Damages in DNA block the ability of the genome to function, and are a major cause for mutations. Accumulation of mutations in normal cells eventually leads to the formation of cancer. Understanding DNA damages and how cells repair them is therefore crucial to understanding the processes leading to cancer.
I became fascinated with DNA repair during my undergraduate studies at Tel Aviv University, and specialized in the field during my MSc and PhD work at the Weizmann Institute of Science. During this time I found that progress in the field was hindered due to lack of experimental tools to study DNA damages and DNA repair across the entire genome and at high-resolution. I dedicated my postdoctoral work at the University of North Carolina to develop novel experimental techniques to study DNA repair that harness the power of next generation DNA sequencing. This work resulted in the first high-resolution genome-wide maps DNA damages and repair in human cells.
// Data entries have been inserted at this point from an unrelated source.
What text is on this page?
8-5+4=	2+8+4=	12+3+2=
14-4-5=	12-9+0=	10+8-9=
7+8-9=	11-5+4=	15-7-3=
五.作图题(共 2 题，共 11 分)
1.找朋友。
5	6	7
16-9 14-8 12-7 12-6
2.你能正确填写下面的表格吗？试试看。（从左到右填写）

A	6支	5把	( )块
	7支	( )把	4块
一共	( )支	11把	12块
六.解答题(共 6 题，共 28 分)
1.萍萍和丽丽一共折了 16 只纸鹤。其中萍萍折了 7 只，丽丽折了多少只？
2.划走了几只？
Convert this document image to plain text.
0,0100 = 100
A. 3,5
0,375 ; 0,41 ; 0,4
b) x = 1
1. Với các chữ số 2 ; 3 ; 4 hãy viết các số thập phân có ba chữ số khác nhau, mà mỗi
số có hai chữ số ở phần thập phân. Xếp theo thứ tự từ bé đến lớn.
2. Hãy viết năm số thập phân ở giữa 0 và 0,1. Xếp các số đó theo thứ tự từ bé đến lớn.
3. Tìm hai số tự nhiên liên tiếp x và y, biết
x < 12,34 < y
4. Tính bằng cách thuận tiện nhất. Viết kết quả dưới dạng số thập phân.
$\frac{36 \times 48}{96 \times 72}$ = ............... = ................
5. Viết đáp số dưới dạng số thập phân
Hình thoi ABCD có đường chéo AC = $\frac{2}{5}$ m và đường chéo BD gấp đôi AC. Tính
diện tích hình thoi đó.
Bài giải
I joined the Department of Microbiology and Molecular Genetics in December of 2016. I am excited to start my independent research group in the supportive and collaborative environment of the Faculty of Medicine. In my research, I plan to implement the state-of-the-art tools I developed to study how DNA repair is regulated and coordinated with the other processes occurring in the nucleus.
From the cancer perspective, DNA repair is a double-edged sword. While efficient repair of carcinogenic damages reduces cancer risk, in cancers, the very same DNA repair pathways are utilized to survive DNA damages induced by chemotherapy treatments.
My goal, by improving the understanding of DNA repair is to better our understanding of carcinogenesis and to identify new pathways for preventive and therapeutic cancer care.